Kritik übt Konetzke vor allem an der  Höhe der Kreisumlage in Spree-Neiße. Die soll von 43,4 auf 44,61 Prozent steigen. Diese Erhöhung koste den Gubener Haushalt die „nicht unerhebliche Summe“ von rund einer Viertelmillion Euro zusätzlich, wie der Kämmerer betont. Er verweist darauf, dass die Stadt Guben im Gegensatz zum Landkreis Spree-Neiße keine „Rücklagen in Millionenhöhe“ vorweisen könne.

Stattdessen schiebt die Stadt einen Schuldenberg von 12,7 Millionen Euro vor sich her.
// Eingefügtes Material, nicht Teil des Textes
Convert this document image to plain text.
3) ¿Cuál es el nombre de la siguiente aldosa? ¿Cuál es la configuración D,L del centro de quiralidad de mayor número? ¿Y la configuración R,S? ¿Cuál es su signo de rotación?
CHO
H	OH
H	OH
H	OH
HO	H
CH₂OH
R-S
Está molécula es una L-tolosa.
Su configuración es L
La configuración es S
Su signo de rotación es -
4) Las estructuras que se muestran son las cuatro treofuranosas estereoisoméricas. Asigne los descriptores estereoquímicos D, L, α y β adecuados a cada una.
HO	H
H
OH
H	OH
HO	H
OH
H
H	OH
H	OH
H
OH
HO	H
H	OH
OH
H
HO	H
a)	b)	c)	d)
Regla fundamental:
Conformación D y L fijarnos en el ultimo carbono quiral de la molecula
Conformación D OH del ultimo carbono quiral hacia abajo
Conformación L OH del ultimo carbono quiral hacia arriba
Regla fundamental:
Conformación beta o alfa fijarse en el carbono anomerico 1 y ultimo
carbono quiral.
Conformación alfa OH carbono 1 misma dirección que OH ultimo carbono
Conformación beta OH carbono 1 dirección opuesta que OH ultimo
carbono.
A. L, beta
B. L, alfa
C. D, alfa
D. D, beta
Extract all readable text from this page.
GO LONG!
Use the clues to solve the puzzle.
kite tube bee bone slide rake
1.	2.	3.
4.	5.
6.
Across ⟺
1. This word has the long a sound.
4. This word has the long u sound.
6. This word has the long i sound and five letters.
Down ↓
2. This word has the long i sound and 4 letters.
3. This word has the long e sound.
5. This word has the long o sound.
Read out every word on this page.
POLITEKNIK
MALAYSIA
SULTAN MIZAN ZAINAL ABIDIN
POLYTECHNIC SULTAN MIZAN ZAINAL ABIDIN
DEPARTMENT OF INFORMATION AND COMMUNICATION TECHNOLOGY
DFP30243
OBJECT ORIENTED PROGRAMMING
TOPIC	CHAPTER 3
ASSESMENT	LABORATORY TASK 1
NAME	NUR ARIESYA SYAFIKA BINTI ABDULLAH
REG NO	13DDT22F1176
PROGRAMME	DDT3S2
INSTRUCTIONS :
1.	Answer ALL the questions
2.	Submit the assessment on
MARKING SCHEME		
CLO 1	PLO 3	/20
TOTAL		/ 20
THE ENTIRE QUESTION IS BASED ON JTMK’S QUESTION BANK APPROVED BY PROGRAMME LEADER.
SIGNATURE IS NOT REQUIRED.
Der Großteil davon sind Investitionskredite in Höhe von 10,8 Millionen Euro. „Wir haben zwei Horte ausgebaut und wollen jetzt das Bahnhofsumfeld attraktiver gestalten“, erklärt Konetzke. Den oft kritisierten Stillstand in der Stadt könne er nicht sehen. „Wir haben mehrere Millionen investiert und gleichzeitig Schulden in Größenordnung abgebaut“, betont er. 2011 stand Guben noch mit 21 Millionen Euro in der Kreide.

Noch in diesem Jahr will der Kämmerer den Jahresabschluss für 2011 fertigstellen und dann „mindestens einen Jahresabschluss pro Jahr“ vorlegen. Mit der Umstellung auf die doppische Haushaltsführung 2011 kämpfen auch noch viele weitere Kommunen in Brandenburg.